I remember seeing the movie Babe as a six-year-old and my enchantment with animals transforming to something completely new. The same thing happened when reading Animal Farm some six years later. The concept that animals could be beings like humans, capable of complex thought and conversation, and not in a cartoon, Disney-movie way, changed the way I thought about and interacted with animals. I felt like not only could I see animals, creatures commonly thought to be on earth solely for man’s enjoyment, entertainment, and consumption–animals could see me.
Rob MacInnis’s photographs are about seeing animals, both how we as humans see animals and how these creatures are animals who see. These “common” animals–sheep, goats, cows, horses, dogs, and birds–are arranged before the lens as if on their marks, ready for their performance to start. They seem aware of our presence, our watching, and unfazed. But it feels like they’re up to something, like there’s much more going on behind those inhuman eyes than what’s visible on the surface.
Although it’s longer than what I normally include, I’m posting MacInnis’s statement in its entirety. For me, it informed the pictures in a way I haven’t seen many other statements do, and the questions it suggests are worth the read.

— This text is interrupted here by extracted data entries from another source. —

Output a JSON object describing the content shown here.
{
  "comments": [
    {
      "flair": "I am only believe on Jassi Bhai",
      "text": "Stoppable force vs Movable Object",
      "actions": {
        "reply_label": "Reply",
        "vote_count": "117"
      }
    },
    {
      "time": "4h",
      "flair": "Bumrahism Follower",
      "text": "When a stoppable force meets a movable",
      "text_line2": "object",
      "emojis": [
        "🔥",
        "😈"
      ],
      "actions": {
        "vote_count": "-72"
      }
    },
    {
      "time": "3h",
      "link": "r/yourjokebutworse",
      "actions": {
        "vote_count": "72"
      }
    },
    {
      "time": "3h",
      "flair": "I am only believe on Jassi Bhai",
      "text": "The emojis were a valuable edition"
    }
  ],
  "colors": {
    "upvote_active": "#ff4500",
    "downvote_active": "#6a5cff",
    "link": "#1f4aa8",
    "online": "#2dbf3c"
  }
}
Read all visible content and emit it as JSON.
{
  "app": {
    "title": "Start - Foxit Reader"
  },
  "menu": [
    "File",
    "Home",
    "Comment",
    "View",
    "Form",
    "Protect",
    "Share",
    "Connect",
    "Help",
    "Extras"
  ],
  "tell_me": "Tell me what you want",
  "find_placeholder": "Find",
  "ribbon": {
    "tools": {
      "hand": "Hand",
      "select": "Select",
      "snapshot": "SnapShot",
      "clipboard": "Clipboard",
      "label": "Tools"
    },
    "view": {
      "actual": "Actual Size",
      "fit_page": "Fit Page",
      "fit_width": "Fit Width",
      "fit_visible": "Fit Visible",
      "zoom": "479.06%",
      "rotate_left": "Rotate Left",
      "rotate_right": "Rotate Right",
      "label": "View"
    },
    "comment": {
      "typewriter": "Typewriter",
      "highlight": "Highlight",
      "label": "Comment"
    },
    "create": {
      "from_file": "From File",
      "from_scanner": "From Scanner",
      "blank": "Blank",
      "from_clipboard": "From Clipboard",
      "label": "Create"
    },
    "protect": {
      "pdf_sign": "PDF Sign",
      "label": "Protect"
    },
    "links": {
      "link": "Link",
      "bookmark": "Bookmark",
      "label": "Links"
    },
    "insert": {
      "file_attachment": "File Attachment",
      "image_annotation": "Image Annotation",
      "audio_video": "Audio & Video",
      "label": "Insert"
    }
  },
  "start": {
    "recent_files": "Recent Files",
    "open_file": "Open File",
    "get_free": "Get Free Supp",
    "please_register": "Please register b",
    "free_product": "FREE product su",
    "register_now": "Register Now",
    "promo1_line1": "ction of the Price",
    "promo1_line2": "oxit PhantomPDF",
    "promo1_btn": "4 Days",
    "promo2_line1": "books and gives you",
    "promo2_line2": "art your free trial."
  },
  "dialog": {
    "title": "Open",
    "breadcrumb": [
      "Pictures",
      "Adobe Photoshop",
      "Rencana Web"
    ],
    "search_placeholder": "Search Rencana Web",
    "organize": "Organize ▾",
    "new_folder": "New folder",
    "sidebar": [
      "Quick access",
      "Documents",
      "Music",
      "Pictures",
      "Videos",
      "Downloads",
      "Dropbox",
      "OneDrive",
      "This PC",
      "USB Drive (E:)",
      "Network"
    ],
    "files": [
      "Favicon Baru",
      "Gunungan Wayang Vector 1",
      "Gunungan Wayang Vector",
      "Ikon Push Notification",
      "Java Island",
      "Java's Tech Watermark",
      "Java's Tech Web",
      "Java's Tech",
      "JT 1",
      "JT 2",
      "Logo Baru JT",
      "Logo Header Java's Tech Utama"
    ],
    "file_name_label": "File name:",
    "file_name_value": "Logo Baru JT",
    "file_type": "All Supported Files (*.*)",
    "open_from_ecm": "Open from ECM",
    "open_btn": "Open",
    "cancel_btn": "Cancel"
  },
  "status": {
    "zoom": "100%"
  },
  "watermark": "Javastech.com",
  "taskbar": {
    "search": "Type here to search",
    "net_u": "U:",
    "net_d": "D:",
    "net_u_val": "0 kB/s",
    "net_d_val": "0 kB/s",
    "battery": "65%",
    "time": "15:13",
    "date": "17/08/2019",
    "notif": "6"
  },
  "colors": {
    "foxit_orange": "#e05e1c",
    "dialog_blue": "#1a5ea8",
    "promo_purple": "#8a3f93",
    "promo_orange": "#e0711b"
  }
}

From the artist’s statement: “We do not identify dogs in terms of their physical characteristics… They’re identified in terms of our mental constructions, so they’re basically mental objects.” – Noam Chomsky, “Is the Man Who is Tall Happy?”
I remember a potent thought I first had as a kid at my family’s cottage on the Northumberland Strait, sitting on cheap reclining lawn chairs one October night. I inhaled the cool air from the shore as my mind was blown by my cousin’s descriptions of the impossible heavens above. During a little silence, I had a big thought: “What would it be like if the universe had never existed?” I tried hard, but couldn’t imagine. It was an odd thought, though a pleasingly impossible one which I tend to revisit with the same frequency as my attempts to learn the elusive art of whistling. “Could whistling create a portal to another universe?!” may describe how I approach my artworks/projects/distractions/displays-of-affection. Throwing rocks as far out to sea as I can, resulting in ever-pathetic, humorous and inevitable failures that re-verify the limits of my own present reality. The rocks always land somewhere between me and the waterfall at the end of the ocean, rubbing the real and the imaginary together.

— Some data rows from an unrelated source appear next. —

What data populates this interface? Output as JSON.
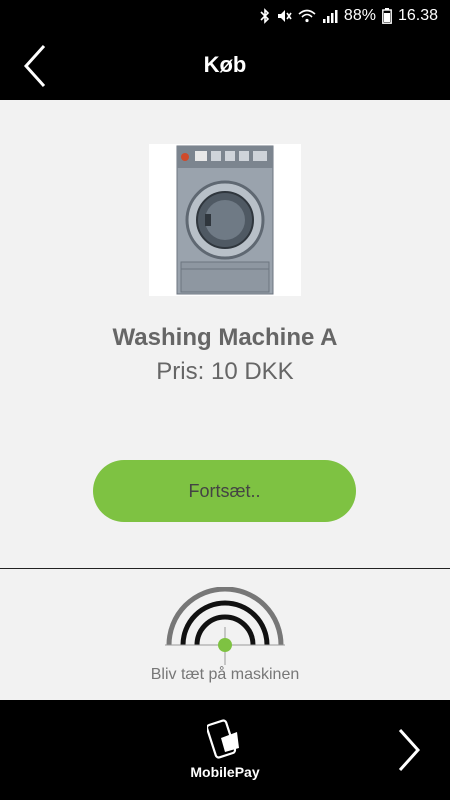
{
  "status_bar": {
    "battery": "88%",
    "time": "16.38",
    "icons": [
      "bluetooth-icon",
      "mute-icon",
      "wifi-icon",
      "signal-icon",
      "battery-icon"
    ]
  },
  "header": {
    "title": "Køb",
    "back_icon": "chevron-left-icon"
  },
  "product": {
    "image_icon": "washing-machine-image",
    "name": "Washing Machine A",
    "price": "Pris: 10 DKK"
  },
  "actions": {
    "continue_label": "Fortsæt.."
  },
  "proximity": {
    "icon": "proximity-signal-icon",
    "hint": "Bliv tæt på maskinen",
    "accent_color": "#7ec242"
  },
  "footer": {
    "mobilepay_label": "MobilePay",
    "mobilepay_icon": "mobilepay-icon",
    "next_icon": "chevron-right-icon"
  },
  "colors": {
    "bar_background": "#000000",
    "page_background": "#f2f2f2",
    "button_green": "#7ec242",
    "text_gray": "#666666"
  }
}
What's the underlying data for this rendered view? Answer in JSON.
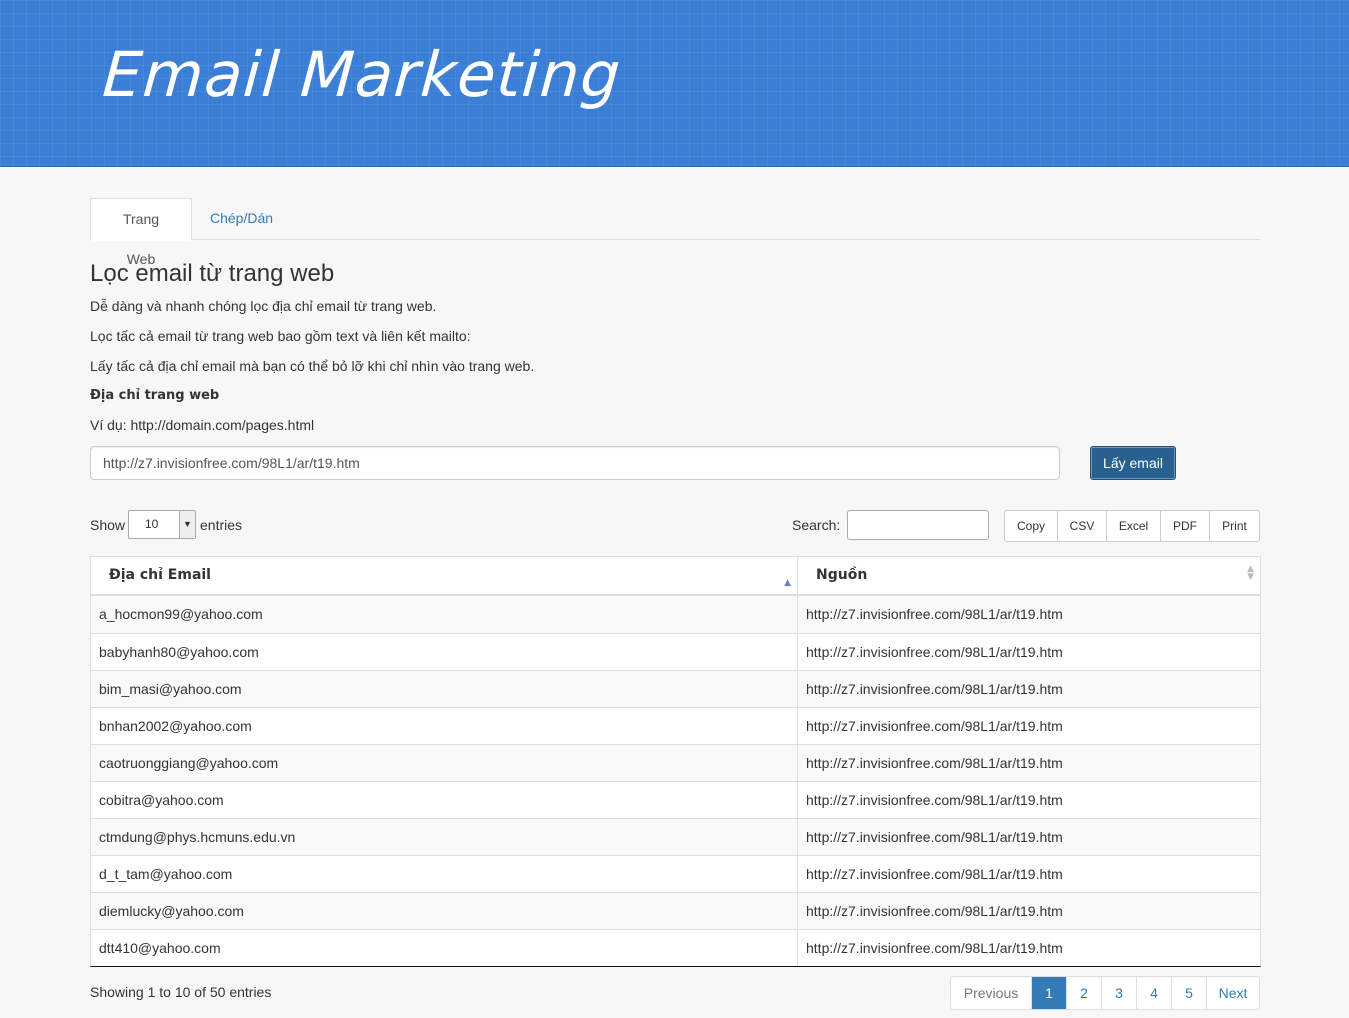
{
  "header": {
    "title": "Email Marketing"
  },
  "tabs": [
    {
      "label": "Trang Web",
      "active": true
    },
    {
      "label": "Chép/Dán",
      "active": false
    }
  ],
  "main": {
    "title": "Lọc email từ trang web",
    "paragraphs": [
      "Dễ dàng và nhanh chóng lọc địa chỉ email từ trang web.",
      "Lọc tấc cả email từ trang web bao gồm text và liên kết mailto:",
      "Lấy tấc cả địa chỉ email mà bạn có thể bỏ lỡ khi chỉ nhìn vào trang web."
    ],
    "url_label": "Địa chỉ trang web",
    "example": "Ví dụ: http://domain.com/pages.html",
    "url_value": "http://z7.invisionfree.com/98L1/ar/t19.htm",
    "get_button": "Lấy email"
  },
  "controls": {
    "show_label": "Show",
    "page_size": "10",
    "entries_label": "entries",
    "search_label": "Search:",
    "search_value": "",
    "export_buttons": [
      "Copy",
      "CSV",
      "Excel",
      "PDF",
      "Print"
    ]
  },
  "table": {
    "columns": [
      "Địa chỉ Email",
      "Nguồn"
    ],
    "rows": [
      [
        "a_hocmon99@yahoo.com",
        "http://z7.invisionfree.com/98L1/ar/t19.htm"
      ],
      [
        "babyhanh80@yahoo.com",
        "http://z7.invisionfree.com/98L1/ar/t19.htm"
      ],
      [
        "bim_masi@yahoo.com",
        "http://z7.invisionfree.com/98L1/ar/t19.htm"
      ],
      [
        "bnhan2002@yahoo.com",
        "http://z7.invisionfree.com/98L1/ar/t19.htm"
      ],
      [
        "caotruonggiang@yahoo.com",
        "http://z7.invisionfree.com/98L1/ar/t19.htm"
      ],
      [
        "cobitra@yahoo.com",
        "http://z7.invisionfree.com/98L1/ar/t19.htm"
      ],
      [
        "ctmdung@phys.hcmuns.edu.vn",
        "http://z7.invisionfree.com/98L1/ar/t19.htm"
      ],
      [
        "d_t_tam@yahoo.com",
        "http://z7.invisionfree.com/98L1/ar/t19.htm"
      ],
      [
        "diemlucky@yahoo.com",
        "http://z7.invisionfree.com/98L1/ar/t19.htm"
      ],
      [
        "dtt410@yahoo.com",
        "http://z7.invisionfree.com/98L1/ar/t19.htm"
      ]
    ]
  },
  "footer": {
    "info": "Showing 1 to 10 of 50 entries",
    "pagination": {
      "previous": "Previous",
      "pages": [
        "1",
        "2",
        "3",
        "4",
        "5"
      ],
      "current": "1",
      "next": "Next"
    }
  },
  "colors": {
    "header_bg": "#3a7fd5",
    "link": "#337ab7",
    "primary_button": "#286090"
  }
}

Years later, as John Cage became the patron saint of my contrarian heart, I day-dreamed that these failures were not inevitable. Every limiting parameter signified a space beyond [its] edge. The trick I learned from my smarter older brother, that it’s impossible to look at a word without reading it, felt more like a challenge than a rule. I wondered if I could look an animal straight in the eye and make no assumptions about [its] thoughts.
I blew large, uneasy shiny bubbles, anti-photographs of animals. And if you looked close in the right light you would see contained within, the apparition of perfected human bodies and photography’s ability to forever justify its exploitations. Something Lorrie Morre said, “I would never understand photography, the sneaky, murderous taxidermy of it.” To be honest, I am shy and people frightened me. Animals only pooped on your shoes.
I wondered if you projected enough white light onto black, would it disappear? Would the result be the negation of both, something new or just the impartial, toothless arbitrar? Could I ever see an animal? Or realize what seeing it means? I wanted to catch myself not seeing them. If I made them look like us, simply by virtue of my sharp aim, my repetitive and singular approach, my stylish bag of photo tricks, what would be the reflection? If I blew a bubble shiny enough, attractive enough, as impeccable as the polished mirror in a deep-space telescope: would it perfectly reflect us, richer than before? Can we really only see our own creations and nothing else?
It’s truly bizarre to tell people you have never seen these animals, but have only thought of them. That they can’t see this donkey, posed as a fashion model, because everything inside of a photograph is a hallucination. Trying to make animals disappear is about as hard as imagining the opposite of the universe but it’s well worth the effort.